Sindaco: Dr. Genduso Vincenzo

Assessore all’urbanistica: Dr. Manni Mario

Dr. Raffa Riccardo: consigliere Gr. Centrodestra

Dr. Bolla Massimo: consigliere Gr. Centrosinistra

Lupi Piera: consigliere Gr. Indipendente

ed  esperti in materia designati dai diversi gruppi consiliari

 

al fine di approfondire i diversi aspetti e valutare i dati forniti dal gruppo di lavoro;

 

                  PRESO ATTO che sono stati altresi’ effettuati n. tre incontri pubblici al fine di  informare la cittadinanza e confrontarsi  in merito a tale importante argomento;

                  VISTA la nota inviata dalla Regione Liguria in data 25 gennaio in merito alla scelta dell’area per la ubicazione del nuovo Ospedale, citata prima nel corso del dibattito in aula;

                  CONSIDERATO che alla luce di quanto sopra premesso questa Amministrazione conferma la propria disponibilità alla realizzazione sul territorio comunale dell’ospedale unico Provinciale,nella zona a monte della stazione ferroviaria,  con le indicazioni rilevate nella relazione conclusiva redatta dalla Commissione consiliare sull'ospedale che si allega al presente atto quale parte integrante e sostanziale (All.
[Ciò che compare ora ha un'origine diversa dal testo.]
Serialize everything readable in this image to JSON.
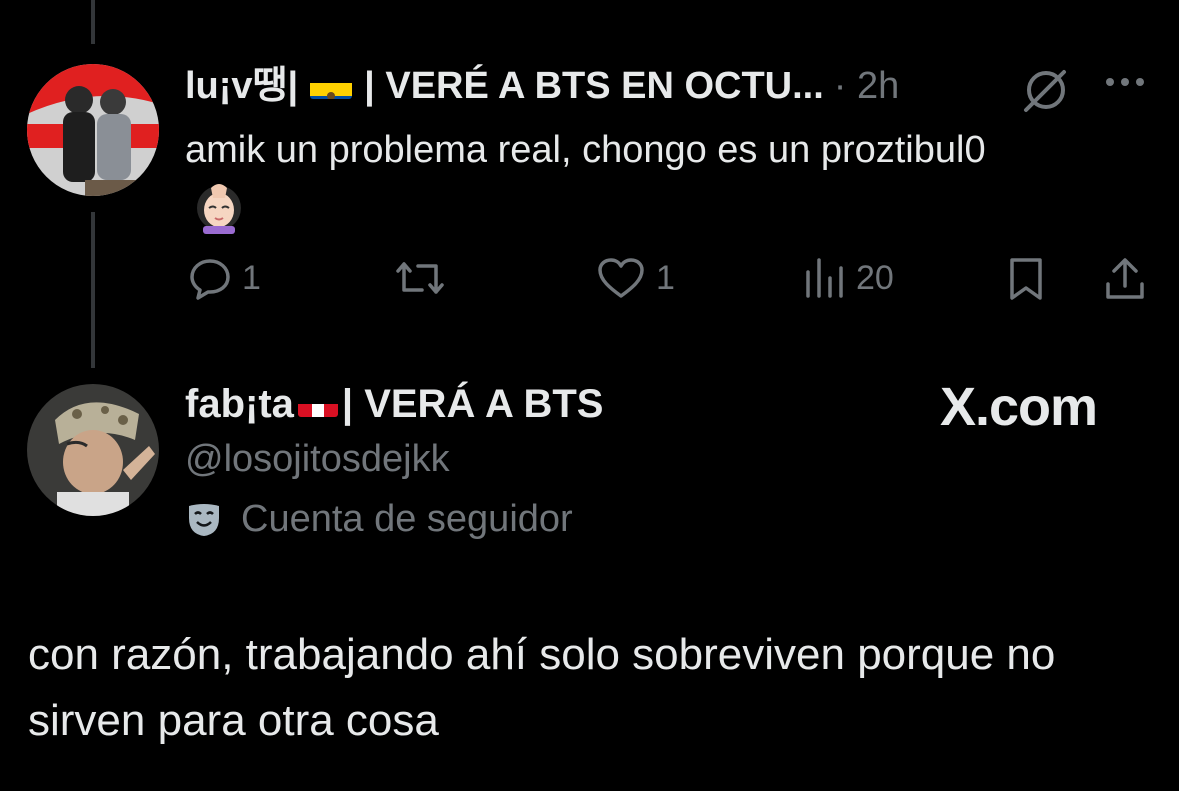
{
  "tweet": {
    "display_name": "lu¡v땡|",
    "name_suffix": "| VERÉ A BTS EN OCTU...",
    "time": "· 2h",
    "text": "amik un problema real, chongo es un proztibul0",
    "actions": {
      "replies": "1",
      "retweets": "",
      "likes": "1",
      "views": "20"
    },
    "icons": [
      "grok-icon",
      "more-icon",
      "reply-icon",
      "retweet-icon",
      "like-icon",
      "views-icon",
      "bookmark-icon",
      "share-icon"
    ]
  },
  "quoted_profile": {
    "display_name": "fab¡ta",
    "name_suffix": "| VERÁ A BTS",
    "handle": "@losojitosdejkk",
    "follower_label": "Cuenta de seguidor",
    "watermark": "X.com"
  },
  "reply": {
    "text": "con razón, trabajando ahí solo sobreviven porque no sirven para otra cosa"
  },
  "colors": {
    "background": "#000000",
    "text": "#e7e9ea",
    "secondary": "#71767b",
    "thread_line": "#333639"
  }
}
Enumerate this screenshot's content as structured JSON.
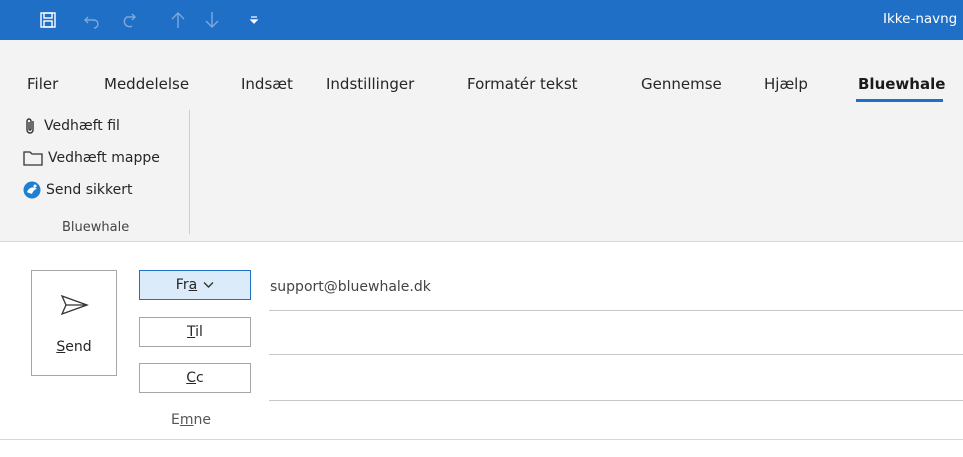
{
  "titlebar": {
    "title": "Ikke-navng",
    "icons": [
      "save-icon",
      "undo-icon",
      "redo-icon",
      "arrow-up-icon",
      "arrow-down-icon",
      "customize-icon"
    ],
    "bg_color": "#1f6fc6"
  },
  "menu": {
    "tabs": [
      {
        "label": "Filer"
      },
      {
        "label": "Meddelelse"
      },
      {
        "label": "Indsæt"
      },
      {
        "label": "Indstillinger"
      },
      {
        "label": "Formatér tekst"
      },
      {
        "label": "Gennemse"
      },
      {
        "label": "Hjælp"
      },
      {
        "label": "Bluewhale",
        "active": true
      }
    ]
  },
  "ribbon": {
    "items": [
      {
        "label": "Vedhæft fil",
        "icon": "paperclip-icon"
      },
      {
        "label": "Vedhæft mappe",
        "icon": "folder-icon"
      },
      {
        "label": "Send sikkert",
        "icon": "bluewhale-icon"
      }
    ],
    "group_label": "Bluewhale"
  },
  "compose": {
    "send": {
      "pre": "",
      "accel": "S",
      "post": "end"
    },
    "from_button": {
      "pre": "Fr",
      "accel": "a",
      "post": ""
    },
    "to_button": {
      "pre": "",
      "accel": "T",
      "post": "il"
    },
    "cc_button": {
      "pre": "",
      "accel": "C",
      "post": "c"
    },
    "subject_label": {
      "pre": "E",
      "accel": "m",
      "post": "ne"
    },
    "from_value": "support@bluewhale.dk",
    "to_value": "",
    "cc_value": "",
    "subject_value": ""
  },
  "colors": {
    "accent": "#1f6fc6",
    "ribbon_bg": "#f3f3f3"
  }
}
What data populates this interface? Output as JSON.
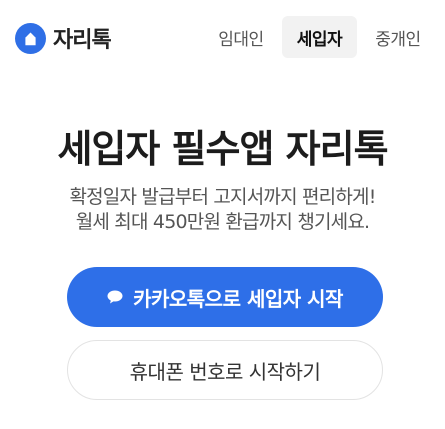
{
  "brand": {
    "name": "자리톡"
  },
  "nav": {
    "tabs": [
      {
        "label": "임대인"
      },
      {
        "label": "세입자"
      },
      {
        "label": "중개인"
      }
    ],
    "active": "세입자"
  },
  "hero": {
    "title": "세입자 필수앱 자리톡",
    "line1": "확정일자 발급부터 고지서까지 편리하게!",
    "line2": "월세 최대 450만원 환급까지 챙기세요."
  },
  "actions": {
    "kakao_label": "카카오톡으로 세입자 시작",
    "phone_label": "휴대폰 번호로 시작하기"
  },
  "colors": {
    "primary": "#2e6fe8",
    "active_tab_bg": "#f2f2f2"
  }
}
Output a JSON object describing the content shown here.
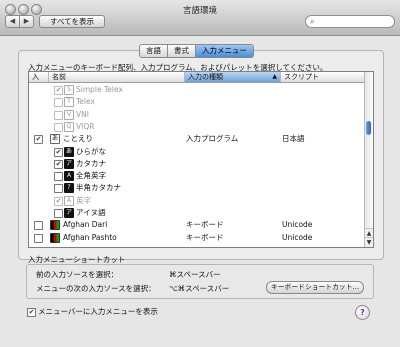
{
  "window": {
    "title": "言語環境"
  },
  "toolbar": {
    "back_icon": "◀",
    "forward_icon": "▶",
    "show_all_label": "すべてを表示",
    "search_icon": "⌕"
  },
  "tabs": [
    {
      "label": "言語",
      "active": false
    },
    {
      "label": "書式",
      "active": false
    },
    {
      "label": "入力メニュー",
      "active": true
    }
  ],
  "description": "入力メニューのキーボード配列、入力プログラム、およびパレットを選択してください。",
  "table": {
    "headers": {
      "enabled": "入",
      "name": "名前",
      "type": "入力の種類",
      "script": "スクリプト",
      "sort_indicator": "▲"
    },
    "rows": [
      {
        "enabled": true,
        "dim": true,
        "icon": "S",
        "name": "Simple Telex",
        "type": "",
        "script": ""
      },
      {
        "enabled": false,
        "dim": true,
        "icon": "T",
        "name": "Telex",
        "type": "",
        "script": ""
      },
      {
        "enabled": false,
        "dim": true,
        "icon": "V",
        "name": "VNI",
        "type": "",
        "script": ""
      },
      {
        "enabled": false,
        "dim": true,
        "icon": "Q",
        "name": "VIQR",
        "type": "",
        "script": ""
      },
      {
        "enabled": true,
        "dim": false,
        "icon": "あ",
        "name": "ことえり",
        "type": "入力プログラム",
        "script": "日本語"
      },
      {
        "enabled": true,
        "dim": false,
        "icon": "あ",
        "name": "ひらがな",
        "type": "",
        "script": ""
      },
      {
        "enabled": true,
        "dim": false,
        "icon": "ア",
        "name": "カタカナ",
        "type": "",
        "script": ""
      },
      {
        "enabled": false,
        "dim": false,
        "icon": "A",
        "name": "全角英字",
        "type": "",
        "script": ""
      },
      {
        "enabled": false,
        "dim": false,
        "icon": "ｱ",
        "name": "半角カタカナ",
        "type": "",
        "script": ""
      },
      {
        "enabled": true,
        "dim": true,
        "icon": "A",
        "name": "英字",
        "type": "",
        "script": ""
      },
      {
        "enabled": false,
        "dim": false,
        "icon": "ア",
        "name": "アイヌ語",
        "type": "",
        "script": ""
      },
      {
        "enabled": false,
        "dim": false,
        "icon": "flag",
        "name": "Afghan Dari",
        "type": "キーボード",
        "script": "Unicode"
      },
      {
        "enabled": false,
        "dim": false,
        "icon": "flag",
        "name": "Afghan Pashto",
        "type": "キーボード",
        "script": "Unicode"
      }
    ]
  },
  "shortcuts": {
    "title": "入力メニューショートカット",
    "prev_label": "前の入力ソースを選択：",
    "prev_value": "⌘スペースバー",
    "next_label": "メニューの次の入力ソースを選択：",
    "next_value": "⌥⌘スペースバー",
    "button_label": "キーボードショートカット..."
  },
  "menubar": {
    "checked": true,
    "label": "メニューバーに入力メニューを表示"
  },
  "help": {
    "label": "?"
  },
  "checkmark": "✔",
  "scroll": {
    "up": "▲",
    "down": "▼"
  }
}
Sub A);

                CON VOTAZIONE UNANIME dei n. 20 consiglieri presenti e votanti

ESPRIME

1) parere favorevole alla creazione sul proprio territorio comunale dell’ospedale unico provinciale;

2) individua in base alle indicazioni rilevate nella relazione conclusiva redatta della commissione consiliare sull’ospedale,  quale sito maggiormente idoneo alla realizzazione della struttura l’aera a monte della stazione ferroviaria in quanto:

- è un’area scarsamente insediata;

- non presenta fasce di esondazione

- ha una buona accessibilità viaria;

- presenta un’ampia superficie (circa mq. 130.000)

 

3) subordina la scelta di ospitare sul proprio territorio l’ospedale unico alle indicazioni espresse nella relazione conclusiva della commissione consiliare sull'ospedale che acclusa al presente atto ne forma parte integrante e sostanziale (Sub All. A).

 

        

 

 

 



Letto, confermato e sottoscritto.

 

Il Presidente

F.to : GENDUSO Dr. VINCENZO

 

___________________________________

Il Segretario Comunale

F.to : GAMBINO Dr. FRANCO

 

___________________________________

 

 

 

 

 

CERTIFICATO DI PUBBLICAZIONE

 

 

La presente deliberazione è stata pubblicata all’Albo Pretorio del Comune per 15 giorni consecutivi, dal __________________ al __________________.

Il Segretario Comunale

GAMBINO Dr. FRANCO

 

 

 

 

E' copia conforme all'originale, in carta semplice, per uso amministrativo.

 

Taggia, lì____________________________

Il Segretario Comunale

GAMBINO Dr. FRANCO

 

 

 

 

 

 

DICHIARAZIONE DI ESECUTIVITA’

 

 

DIVENUTA ESECUTIVA IN DATA ______________________

 

 

q  In quanto dichiarata immediatamente eseguibile (art.134 comma 4 del D.L. 18-08-2000 N.267 – T.U.E.L.)

 

q  Per il decorso di giorni 10 dalla data di affissione all’Albo Pretorio del Comune (art.134 comma 3 del D.L. 18-08-2000 N.267 – T.U.E.L.)